Example playbook for creating cluster named 'test-cluster' enabled on boot, with fence_xvm and firewall settings

- hosts: servers
  roles:
     - { role: 'ansible.ha-cluster-pacemaker', cluster_name: 'test-cluster' }

Example for creating cluster named 'test-cluster' without configuring firewalling and without fence_xvm.

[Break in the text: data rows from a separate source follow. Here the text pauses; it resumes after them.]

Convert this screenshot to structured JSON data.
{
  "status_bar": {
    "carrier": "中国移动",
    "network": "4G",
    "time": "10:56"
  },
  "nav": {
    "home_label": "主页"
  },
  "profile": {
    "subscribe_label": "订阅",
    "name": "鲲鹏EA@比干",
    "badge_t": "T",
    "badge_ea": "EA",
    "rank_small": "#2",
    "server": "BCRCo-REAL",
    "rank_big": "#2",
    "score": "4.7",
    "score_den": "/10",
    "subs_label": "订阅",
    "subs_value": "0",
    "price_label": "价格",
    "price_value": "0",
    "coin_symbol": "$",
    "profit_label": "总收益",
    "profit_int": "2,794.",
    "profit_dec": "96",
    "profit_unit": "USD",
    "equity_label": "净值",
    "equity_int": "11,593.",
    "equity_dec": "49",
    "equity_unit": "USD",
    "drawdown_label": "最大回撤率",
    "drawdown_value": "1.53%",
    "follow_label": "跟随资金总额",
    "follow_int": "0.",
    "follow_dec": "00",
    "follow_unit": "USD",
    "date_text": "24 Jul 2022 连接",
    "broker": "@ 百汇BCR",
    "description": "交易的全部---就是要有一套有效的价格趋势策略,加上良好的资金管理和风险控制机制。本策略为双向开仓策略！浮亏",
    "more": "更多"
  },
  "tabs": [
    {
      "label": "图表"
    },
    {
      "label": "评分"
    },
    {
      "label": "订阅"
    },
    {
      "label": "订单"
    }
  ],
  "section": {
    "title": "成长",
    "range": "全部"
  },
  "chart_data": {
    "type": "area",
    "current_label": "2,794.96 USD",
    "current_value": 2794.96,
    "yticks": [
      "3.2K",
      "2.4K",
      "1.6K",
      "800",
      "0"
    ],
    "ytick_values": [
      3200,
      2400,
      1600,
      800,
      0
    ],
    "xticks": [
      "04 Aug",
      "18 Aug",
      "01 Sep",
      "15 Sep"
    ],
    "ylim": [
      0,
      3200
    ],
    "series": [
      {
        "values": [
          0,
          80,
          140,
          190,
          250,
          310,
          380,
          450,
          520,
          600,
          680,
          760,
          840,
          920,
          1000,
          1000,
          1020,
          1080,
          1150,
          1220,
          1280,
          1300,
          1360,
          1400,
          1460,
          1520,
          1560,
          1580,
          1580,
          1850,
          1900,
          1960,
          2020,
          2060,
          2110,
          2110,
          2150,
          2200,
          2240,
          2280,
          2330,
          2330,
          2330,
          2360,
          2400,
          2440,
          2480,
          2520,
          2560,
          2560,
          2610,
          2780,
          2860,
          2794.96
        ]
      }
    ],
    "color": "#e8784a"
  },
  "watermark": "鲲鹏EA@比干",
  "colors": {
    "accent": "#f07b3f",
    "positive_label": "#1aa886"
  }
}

For cluster to get properly authorize it is expected that firewall is already configured or disabled.

- hosts: servers
  roles:
     - { role: 'ansible.ha-cluster-pacemaker', cluster_name: 'test-cluster', cluster_firewall: false, cluster_configure_fence_xvm: false }

Example playbook for creating cluster named 'vmware-cluster' with fence_vmware_soap fencing device.

- hosts: servers
  vars:
    fence_vmware_ipaddr: 'vcenter-hostname-or-ip'
    fence_vmware_login: 'vcenter-username'
    fence_vmware_passwd: 'vcenter-password-for-username'
  roles:
     - { role: 'ansible.ha-cluster-pacemaker', cluster_name: 'vmware-cluster', cluster_configure_fence_xvm: false, cluster_configure_fence_vmware_soap: true }

Example playbook for creating cluster named 'rhv-cluster' with fence_rhevm fencing device.

- hosts: servers
  vars:
    cluster_configure_fence_rhevm: true
    fence_rhevm_ipaddr: 'rhevm_hostname'
    fence_rhevm_passwd: 'rhevm_password'
    fence_rhevm_login: 'rhevm_user'
    fence_rhevm_ssl_insecure: 1 
    fence_rhevm_ssl: 1 
    fence_rhevm_inet4_only: 1
  roles:
     - { role: 'ansible.ha-cluster-pacemaker', cluster_name: 'rhv-cluster' }

Inventory file example for CentOS/RHEL and Fedora systems.

[cluster-el]
192.168.22.21 vm_name=fastvm-centos-7.6-21
192.168.22.22 vm_name=fastvm-centos-7.6-22
[cluster-fedora]
192.168.22.23 vm_name=fastvm-fedora28-23 ansible_python_interpreter=/usr/bin/python3
192.168.22.24 vm_name=fastvm-fedora28-24 ansible_python_interpreter=/usr/bin/python3
[cluster-rhel8]
192.168.22.25 vm_name=fastvm-rhel-8.0-25 ansible_python_interpreter=/usr/libexec/platform-python
192.168.22.26 vm_name=fastvm-rhel-8.0-26 ansible_python_interpreter=/usr/libexec/platform-python

Video examples of running role with defaults for:

License

GPLv3

Author Information

WARNING: this is alpha-version quality proof-of concept role that still needs some polishing and is using custom modules to interact with pacemaker through python. This is suitable for testing purposes only.